Multilayer‐Folded Graphene Ribbon Film with Ultrahigh Areal Capacitance and High Rate Performance for Compressible Supercapacitors

Abstract Limited by 2D geometric morphology and low bulk packing density, developing graphene‐based flexible/compressible supercapacitors with high specific capacitances (gravimetric/volumetric/areal), especially at high rates, is an outstanding challenge. Here, a strategy for the synthesis of free‐standing graphene ribbon films (GRFs) for high‐performance flexible and compressible supercapacitors through blade‐coating of interconnected graphene oxide ribbons and a subsequent thermal treatment process is reported.
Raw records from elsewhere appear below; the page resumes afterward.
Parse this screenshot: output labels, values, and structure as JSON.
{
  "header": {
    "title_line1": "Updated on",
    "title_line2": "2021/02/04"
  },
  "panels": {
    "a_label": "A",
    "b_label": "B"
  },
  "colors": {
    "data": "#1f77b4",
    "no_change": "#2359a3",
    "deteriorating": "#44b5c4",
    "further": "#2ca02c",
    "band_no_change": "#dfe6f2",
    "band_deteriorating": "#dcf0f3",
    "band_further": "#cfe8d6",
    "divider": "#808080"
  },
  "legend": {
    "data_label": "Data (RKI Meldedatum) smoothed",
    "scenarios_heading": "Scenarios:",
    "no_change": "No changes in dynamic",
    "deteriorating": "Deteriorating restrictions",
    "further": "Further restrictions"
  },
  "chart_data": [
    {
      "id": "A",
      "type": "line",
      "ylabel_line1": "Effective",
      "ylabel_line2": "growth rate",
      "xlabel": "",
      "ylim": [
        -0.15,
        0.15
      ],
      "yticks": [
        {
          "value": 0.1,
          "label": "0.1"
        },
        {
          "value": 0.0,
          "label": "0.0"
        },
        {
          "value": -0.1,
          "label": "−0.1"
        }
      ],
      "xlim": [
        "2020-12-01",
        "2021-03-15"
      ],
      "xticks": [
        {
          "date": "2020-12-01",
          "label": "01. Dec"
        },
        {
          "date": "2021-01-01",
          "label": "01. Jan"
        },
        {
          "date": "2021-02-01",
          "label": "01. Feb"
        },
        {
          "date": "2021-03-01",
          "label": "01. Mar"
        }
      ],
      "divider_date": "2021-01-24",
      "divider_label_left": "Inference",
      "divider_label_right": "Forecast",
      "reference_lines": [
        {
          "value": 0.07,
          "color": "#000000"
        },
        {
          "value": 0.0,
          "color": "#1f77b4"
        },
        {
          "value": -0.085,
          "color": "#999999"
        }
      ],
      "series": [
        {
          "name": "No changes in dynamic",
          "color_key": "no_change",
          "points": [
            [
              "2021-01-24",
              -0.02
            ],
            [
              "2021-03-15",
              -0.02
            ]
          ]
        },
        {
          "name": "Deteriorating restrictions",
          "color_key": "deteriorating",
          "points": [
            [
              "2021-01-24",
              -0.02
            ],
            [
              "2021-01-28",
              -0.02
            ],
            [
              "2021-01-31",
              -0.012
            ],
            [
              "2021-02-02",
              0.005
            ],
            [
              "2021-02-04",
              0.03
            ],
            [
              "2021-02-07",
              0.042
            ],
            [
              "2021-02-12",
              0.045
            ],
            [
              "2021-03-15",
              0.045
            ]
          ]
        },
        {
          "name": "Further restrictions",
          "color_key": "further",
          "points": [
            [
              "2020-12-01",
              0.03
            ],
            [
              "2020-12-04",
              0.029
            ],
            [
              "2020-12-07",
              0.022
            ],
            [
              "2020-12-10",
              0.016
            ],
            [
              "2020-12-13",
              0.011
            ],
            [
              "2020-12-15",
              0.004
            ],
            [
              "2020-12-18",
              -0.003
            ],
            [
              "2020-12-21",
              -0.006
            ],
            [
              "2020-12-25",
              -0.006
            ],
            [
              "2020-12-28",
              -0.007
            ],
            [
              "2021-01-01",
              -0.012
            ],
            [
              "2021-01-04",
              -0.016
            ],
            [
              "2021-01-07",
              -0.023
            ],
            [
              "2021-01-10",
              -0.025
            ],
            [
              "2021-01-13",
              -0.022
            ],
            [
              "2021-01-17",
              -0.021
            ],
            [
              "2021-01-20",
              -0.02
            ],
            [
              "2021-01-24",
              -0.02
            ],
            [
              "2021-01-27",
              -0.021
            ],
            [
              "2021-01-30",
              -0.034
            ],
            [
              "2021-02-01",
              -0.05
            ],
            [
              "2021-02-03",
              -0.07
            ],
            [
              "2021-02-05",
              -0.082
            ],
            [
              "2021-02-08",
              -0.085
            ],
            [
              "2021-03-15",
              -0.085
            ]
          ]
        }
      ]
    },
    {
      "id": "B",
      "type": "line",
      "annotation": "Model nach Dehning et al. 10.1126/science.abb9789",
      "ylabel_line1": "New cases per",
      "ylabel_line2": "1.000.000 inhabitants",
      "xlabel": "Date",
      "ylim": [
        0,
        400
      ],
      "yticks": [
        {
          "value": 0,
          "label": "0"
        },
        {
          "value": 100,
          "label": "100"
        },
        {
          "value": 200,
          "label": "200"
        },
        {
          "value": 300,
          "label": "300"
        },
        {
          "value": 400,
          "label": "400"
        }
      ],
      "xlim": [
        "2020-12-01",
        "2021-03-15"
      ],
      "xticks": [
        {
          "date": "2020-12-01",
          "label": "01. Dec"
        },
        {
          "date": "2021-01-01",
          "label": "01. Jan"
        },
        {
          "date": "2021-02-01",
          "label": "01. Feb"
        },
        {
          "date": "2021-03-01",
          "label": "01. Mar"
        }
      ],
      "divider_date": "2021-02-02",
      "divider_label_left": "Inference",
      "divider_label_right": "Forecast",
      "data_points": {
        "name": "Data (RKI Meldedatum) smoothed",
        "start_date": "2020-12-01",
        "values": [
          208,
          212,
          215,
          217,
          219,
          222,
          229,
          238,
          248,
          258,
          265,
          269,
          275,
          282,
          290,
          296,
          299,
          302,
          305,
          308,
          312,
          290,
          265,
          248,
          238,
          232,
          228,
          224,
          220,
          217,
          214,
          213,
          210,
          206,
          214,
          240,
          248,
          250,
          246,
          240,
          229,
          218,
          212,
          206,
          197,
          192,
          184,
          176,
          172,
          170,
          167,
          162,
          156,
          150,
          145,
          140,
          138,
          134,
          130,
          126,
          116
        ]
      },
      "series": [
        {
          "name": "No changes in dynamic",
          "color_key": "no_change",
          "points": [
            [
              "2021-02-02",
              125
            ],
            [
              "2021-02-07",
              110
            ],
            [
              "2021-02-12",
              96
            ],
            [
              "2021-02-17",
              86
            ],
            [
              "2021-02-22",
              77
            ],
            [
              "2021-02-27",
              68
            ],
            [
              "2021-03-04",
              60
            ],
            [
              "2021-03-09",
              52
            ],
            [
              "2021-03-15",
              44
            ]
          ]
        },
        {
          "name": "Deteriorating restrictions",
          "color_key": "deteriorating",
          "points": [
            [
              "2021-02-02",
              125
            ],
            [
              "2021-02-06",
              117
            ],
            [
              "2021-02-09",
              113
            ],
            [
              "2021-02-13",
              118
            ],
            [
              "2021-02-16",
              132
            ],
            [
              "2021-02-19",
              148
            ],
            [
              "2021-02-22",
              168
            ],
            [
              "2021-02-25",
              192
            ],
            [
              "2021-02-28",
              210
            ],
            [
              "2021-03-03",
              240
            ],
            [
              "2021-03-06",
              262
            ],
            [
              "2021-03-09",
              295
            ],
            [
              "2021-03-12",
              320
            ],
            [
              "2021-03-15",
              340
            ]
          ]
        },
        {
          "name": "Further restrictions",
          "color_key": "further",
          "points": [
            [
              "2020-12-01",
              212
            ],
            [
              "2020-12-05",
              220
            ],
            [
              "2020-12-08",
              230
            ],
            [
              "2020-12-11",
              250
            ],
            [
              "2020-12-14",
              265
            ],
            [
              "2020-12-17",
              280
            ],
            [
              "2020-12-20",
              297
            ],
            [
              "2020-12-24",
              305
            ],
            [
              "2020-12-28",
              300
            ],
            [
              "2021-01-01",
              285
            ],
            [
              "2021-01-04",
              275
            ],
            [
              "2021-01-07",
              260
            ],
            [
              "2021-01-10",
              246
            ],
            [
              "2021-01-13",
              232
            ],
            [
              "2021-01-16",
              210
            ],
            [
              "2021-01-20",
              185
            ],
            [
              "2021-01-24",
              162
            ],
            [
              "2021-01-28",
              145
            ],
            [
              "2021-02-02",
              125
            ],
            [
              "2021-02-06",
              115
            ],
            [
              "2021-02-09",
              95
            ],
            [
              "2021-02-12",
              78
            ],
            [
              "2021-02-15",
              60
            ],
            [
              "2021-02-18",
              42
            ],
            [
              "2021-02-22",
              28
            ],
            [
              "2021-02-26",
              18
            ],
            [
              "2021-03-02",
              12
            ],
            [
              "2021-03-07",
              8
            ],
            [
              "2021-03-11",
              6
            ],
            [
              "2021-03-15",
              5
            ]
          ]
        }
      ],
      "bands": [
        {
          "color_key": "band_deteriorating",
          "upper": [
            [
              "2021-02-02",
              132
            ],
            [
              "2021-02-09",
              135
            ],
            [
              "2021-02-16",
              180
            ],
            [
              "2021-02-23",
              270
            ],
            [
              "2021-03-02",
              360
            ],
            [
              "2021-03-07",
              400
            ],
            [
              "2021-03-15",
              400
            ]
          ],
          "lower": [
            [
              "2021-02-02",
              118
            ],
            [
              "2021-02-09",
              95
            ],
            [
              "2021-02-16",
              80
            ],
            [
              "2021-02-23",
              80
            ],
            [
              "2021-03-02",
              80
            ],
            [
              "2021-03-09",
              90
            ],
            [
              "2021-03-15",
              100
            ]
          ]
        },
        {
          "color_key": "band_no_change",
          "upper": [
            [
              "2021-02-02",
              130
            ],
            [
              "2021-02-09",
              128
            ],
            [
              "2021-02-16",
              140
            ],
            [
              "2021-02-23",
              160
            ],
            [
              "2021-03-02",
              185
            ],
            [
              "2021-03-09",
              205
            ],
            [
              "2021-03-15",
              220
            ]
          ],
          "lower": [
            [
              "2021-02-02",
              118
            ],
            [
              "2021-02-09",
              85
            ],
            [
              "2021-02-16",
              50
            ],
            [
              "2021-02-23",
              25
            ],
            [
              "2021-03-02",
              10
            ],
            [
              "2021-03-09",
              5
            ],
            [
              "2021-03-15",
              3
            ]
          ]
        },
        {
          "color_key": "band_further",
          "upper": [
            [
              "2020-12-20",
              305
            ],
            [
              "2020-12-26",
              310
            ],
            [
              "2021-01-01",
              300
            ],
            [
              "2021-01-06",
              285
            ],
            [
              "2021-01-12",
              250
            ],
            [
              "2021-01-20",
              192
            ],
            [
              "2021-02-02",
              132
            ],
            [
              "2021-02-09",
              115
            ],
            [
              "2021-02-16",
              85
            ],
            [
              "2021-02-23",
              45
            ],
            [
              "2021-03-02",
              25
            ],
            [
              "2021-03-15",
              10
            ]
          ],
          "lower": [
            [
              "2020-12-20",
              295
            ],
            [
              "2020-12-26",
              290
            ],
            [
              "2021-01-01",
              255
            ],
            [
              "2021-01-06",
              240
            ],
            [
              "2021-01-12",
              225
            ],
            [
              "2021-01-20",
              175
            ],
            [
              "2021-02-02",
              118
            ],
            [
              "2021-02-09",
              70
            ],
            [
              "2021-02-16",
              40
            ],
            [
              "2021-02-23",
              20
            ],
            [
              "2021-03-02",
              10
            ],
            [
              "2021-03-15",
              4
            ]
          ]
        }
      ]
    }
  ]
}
With an ultrahigh mass loading of 21 mg cm −2 , large ion‐accessible surface area, efficient electron and ion transport pathways as well as high packing density, the compressed multilayer‐folded GRF films (F‐GRF) exhibit ultrahigh areal capacitance of 6.7 F cm −2 at 5 mA cm −2 , high gravimetric/volumetric capacitances (318 F g −1 , 293 F cm −3 ), and high rate performance (3.9 F cm −2 at 105 mA cm −2 ), as well as excellent cycling stability (109% of capacitance retention after 40 000 cycles). Furthermore, the assembled F‐GRF symmetric supercapacitor with compressible and flexible characteristics, can deliver an ultrahigh areal energy density of 0.52 mWh cm −2 in aqueous electrolyte, almost two times higher than the values obtained from symmetric supercapacitors with comparable dimensions.